Einspruch durch Williamson möglich
Das Nürnberger Oberlandesgericht (OLG) gab unterdessen den Strafbefehl gegen Williamson bekannt. Dessen Verteidiger Matthias Loßmann erklärte, der Strafbefehl laute auf 120 Tagessätze zu je 100 Euro. Es sei gut möglich, dass der 69 Jahre alte Kirchenmann Einspruch einlege. Dann käme es zu einem Prozess vor dem Regensburger Amtsgericht. Williamson hatte in einem Fernsehinterview den Massenmord an den Juden relativiert.
"Neue Phase in den Beziehungen angebrochen"
Pressechef Padre Federico Lombardi begrüßte den Beginn der Gespräche mit den Piusbrüdern: "Endlich hat man mit der Diskussion doktrineller Fragen an einem dafür angemessenen Ort begonnen. Damit ist eine neue Phase in den Beziehungen angebrochen." Es seien die wichtigsten Themen der folgenden Zusammenkünfte festgelegt worden. Die Treffen sollen voraussichtlich im Zwei-Monats-Rhythmus weitergeführt werden.
In den kommenden Monaten stünden unter anderem Fragen der Kirchentradition, die Auslegung des Zweiten Vatikanischen Konzils sowie die Einheit der Kirche auf der Tagesordnung. Die Konsultationen finden hinter verschlossenen Türen statt. Kernfragen sind die Religionsfreiheit, die Öffnung gegenüber den Juden sowie die "volle Gemeinschaft mit dem Papst". Manche meinen, die Gespräche könnten Jahre andauern.
Auftrieb für restaurative Tendenzen
Die bereits im September vom Vatikan angekündigten Konsultationen waren dennoch bei vielen auf Unverständnis gestoßen. Dass es Benedikt um die Einheit der Kirche geht, ist klar, Kritiker werfen ihm jedoch vor, dabei besonderen Wert auf den "rechten Rand" zu legen und in Kauf zu nehmen, dass sich andere Gläubige von der katholischen Kirche abwenden könnten. So sieht die Reformbewegung "Wir sind Kirche" die Gefahr, dass Rom hinter die Reformen des Zweiten Vatikanums (1962-1965) zurückfallen könnte und restaurative Tendenzen Auftrieb gewinnen.
Mit der Exkommunizierung des "Rebellen-Bischofs" Marcel Lefebvre (1905-1991) durch Johannes Paul II. hatte die Kirche 1988 ihre bisher letzte, grundlegende Spaltung erlebt.
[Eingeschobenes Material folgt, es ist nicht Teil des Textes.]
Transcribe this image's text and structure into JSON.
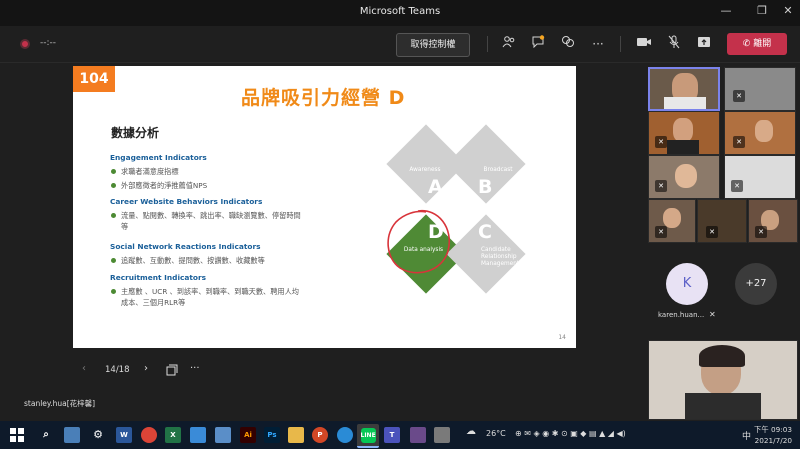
{
  "titlebar": {
    "app_title": "Microsoft Teams",
    "minimize": "—",
    "restore": "❐",
    "close": "✕"
  },
  "toolbar": {
    "timer": "--:--",
    "take_control": "取得控制權",
    "leave": "離開",
    "icons": [
      "people-icon",
      "chat-icon",
      "reactions-icon",
      "more-icon",
      "camera-icon",
      "mic-off-icon",
      "share-icon"
    ]
  },
  "slide": {
    "logo": "104",
    "title": "品牌吸引力經營 D",
    "section": "數據分析",
    "indicators": [
      {
        "heading": "Engagement Indicators",
        "items": [
          "求職者滿意度指標",
          "外部應徵者的淨推薦值NPS"
        ]
      },
      {
        "heading": "Career Website Behaviors Indicators",
        "items": [
          "流量、點閱數、轉換率、跳出率、職缺瀏覽數、停留時間等"
        ]
      },
      {
        "heading": "Social Network Reactions Indicators",
        "items": [
          "追蹤數、互動數、提問數、按讚數、收藏數等"
        ]
      },
      {
        "heading": "Recruitment Indicators",
        "items": [
          "主應數 、UCR 、到該率、到職率、到職天數、聘用人均成本、三個月RLR等"
        ]
      }
    ],
    "quadrants": [
      {
        "letter": "A",
        "label": "Awareness",
        "color": "#d0d0d0"
      },
      {
        "letter": "B",
        "label": "Broadcast",
        "color": "#d0d0d0"
      },
      {
        "letter": "D",
        "label": "Data analysis",
        "color": "#4f8a35"
      },
      {
        "letter": "C",
        "label": "Candidate Relationship Management",
        "color": "#d0d0d0"
      }
    ],
    "page_number": "14"
  },
  "navigation": {
    "prev": "‹",
    "page": "14/18",
    "next": "›",
    "grid": "▭",
    "more": "···"
  },
  "presenter": "stanley.hua[花梓馨]",
  "participants": {
    "overflow_avatar": {
      "initial": "K",
      "name": "karen.huan..."
    },
    "more_count": "+27"
  },
  "taskbar": {
    "weather": "26°C",
    "ime": "中",
    "time": "下午 09:03",
    "date": "2021/7/20",
    "apps": [
      "search-icon",
      "task-view-icon",
      "settings-icon",
      "word-icon",
      "chrome-icon",
      "excel-icon",
      "mail-icon",
      "photos-icon",
      "illustrator-icon",
      "photoshop-icon",
      "explorer-icon",
      "powerpoint-icon",
      "edge-icon",
      "line-icon",
      "teams-icon",
      "app-icon"
    ]
  }
}
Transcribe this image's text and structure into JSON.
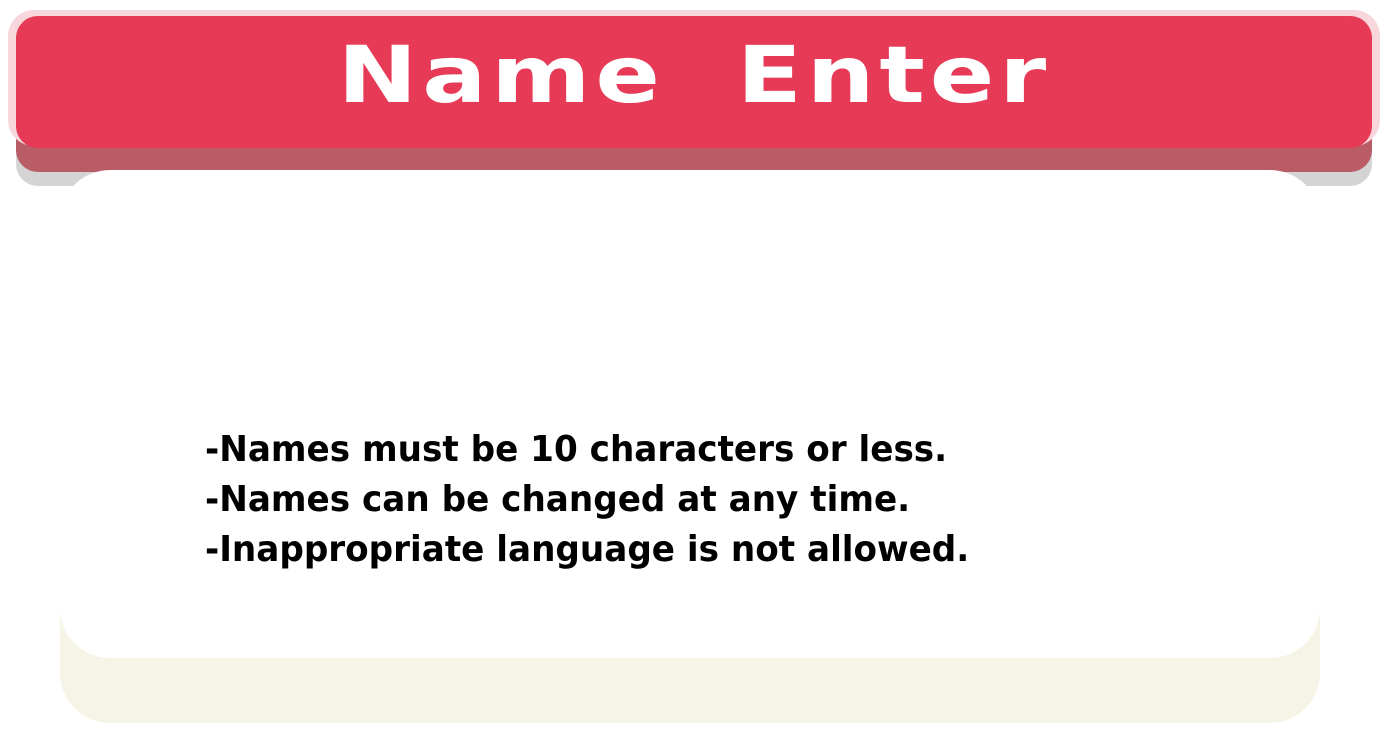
{
  "header": {
    "title": "Name Enter"
  },
  "rules": {
    "items": [
      "-Names must be 10 characters or less.",
      "-Names can be changed at any time.",
      "-Inappropriate language is not allowed."
    ]
  },
  "colors": {
    "header_bg": "#e63a57",
    "header_depth": "#b95c66",
    "panel_bg": "#ffffff",
    "panel_base": "#f6f4e6",
    "text": "#000000"
  }
}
Die Rücknahme der Exkommunikation sollte ein Schritt in Richtung Einigung bedeuten. Bedingung für eine kirchenrechtliche Rehabilitierung der Piusbrüder bleibt jedoch die Anerkennung des Zweiten Vatikanischen Konzils.
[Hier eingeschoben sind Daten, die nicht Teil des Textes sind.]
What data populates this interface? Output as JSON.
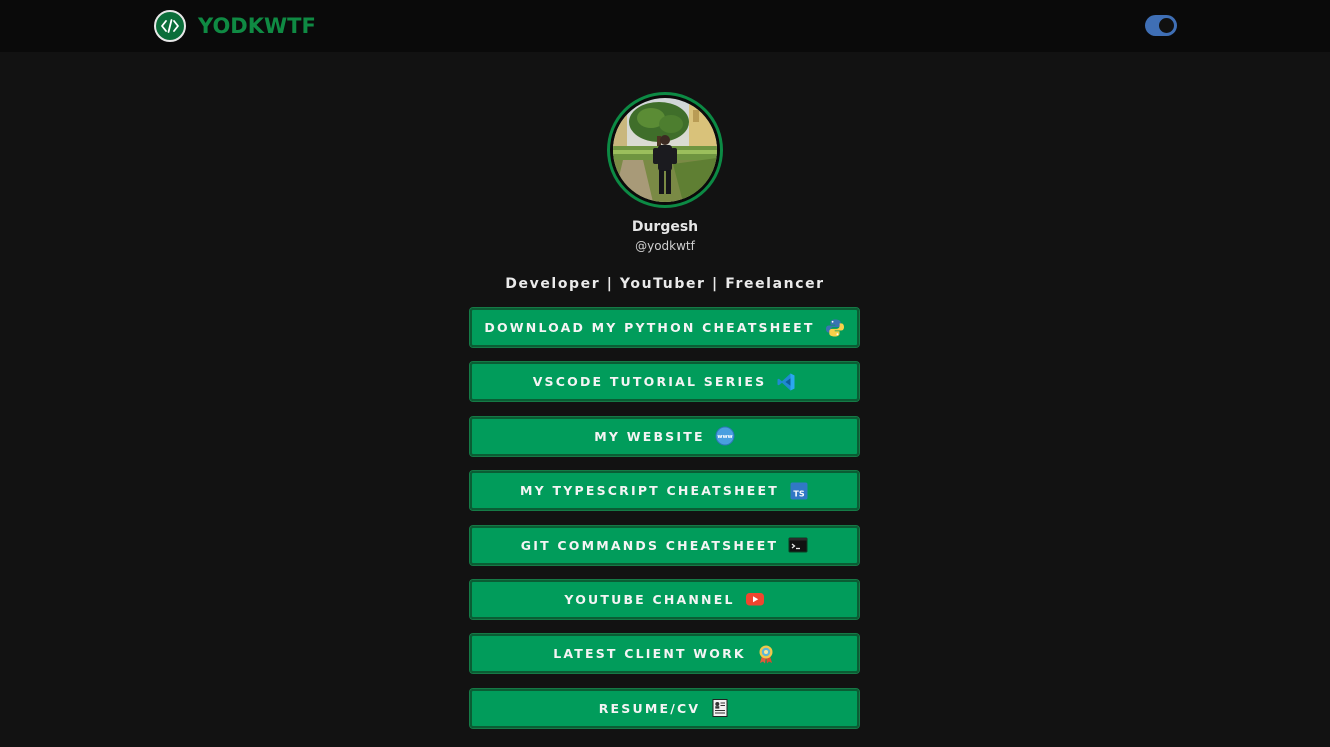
{
  "navbar": {
    "brand_name": "YODKWTF",
    "logo_icon": "code-brackets-icon",
    "theme_toggle": {
      "state": "on",
      "color": "#3f6fb5"
    }
  },
  "profile": {
    "name": "Durgesh",
    "handle": "@yodkwtf",
    "avatar_icon": "profile-photo"
  },
  "tagline": "Developer | YouTuber | Freelancer",
  "colors": {
    "background": "#121212",
    "button": "#019c5b",
    "brand": "#0f8a43"
  },
  "links": [
    {
      "label": "DOWNLOAD MY PYTHON CHEATSHEET",
      "icon": "python-icon"
    },
    {
      "label": "VSCODE TUTORIAL SERIES",
      "icon": "vscode-icon"
    },
    {
      "label": "MY WEBSITE",
      "icon": "globe-icon"
    },
    {
      "label": "MY TYPESCRIPT CHEATSHEET",
      "icon": "typescript-icon"
    },
    {
      "label": "GIT COMMANDS CHEATSHEET",
      "icon": "terminal-icon"
    },
    {
      "label": "YOUTUBE CHANNEL",
      "icon": "youtube-icon"
    },
    {
      "label": "LATEST CLIENT WORK",
      "icon": "award-icon"
    },
    {
      "label": "RESUME/CV",
      "icon": "resume-icon"
    }
  ]
}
Teilnehmer an den Gesprächen sind für den Heiligen Stuhl nach vatikanischen Angaben der Schweizer Dominikaner und Sekretär der Glaubenskongregation, Charles Morerod, der deutsche Jesuitenpater Karl Josef Becker sowie der spanische Opus-Dei-Generalvikar Fernando Ocariz Brana. Die Piusbrüder hingegen werden unter anderem vertreten von ihrem Bischof und Generaloberen Bernard Fellay und dem spanischen Bischof Alfonso de Galarreta.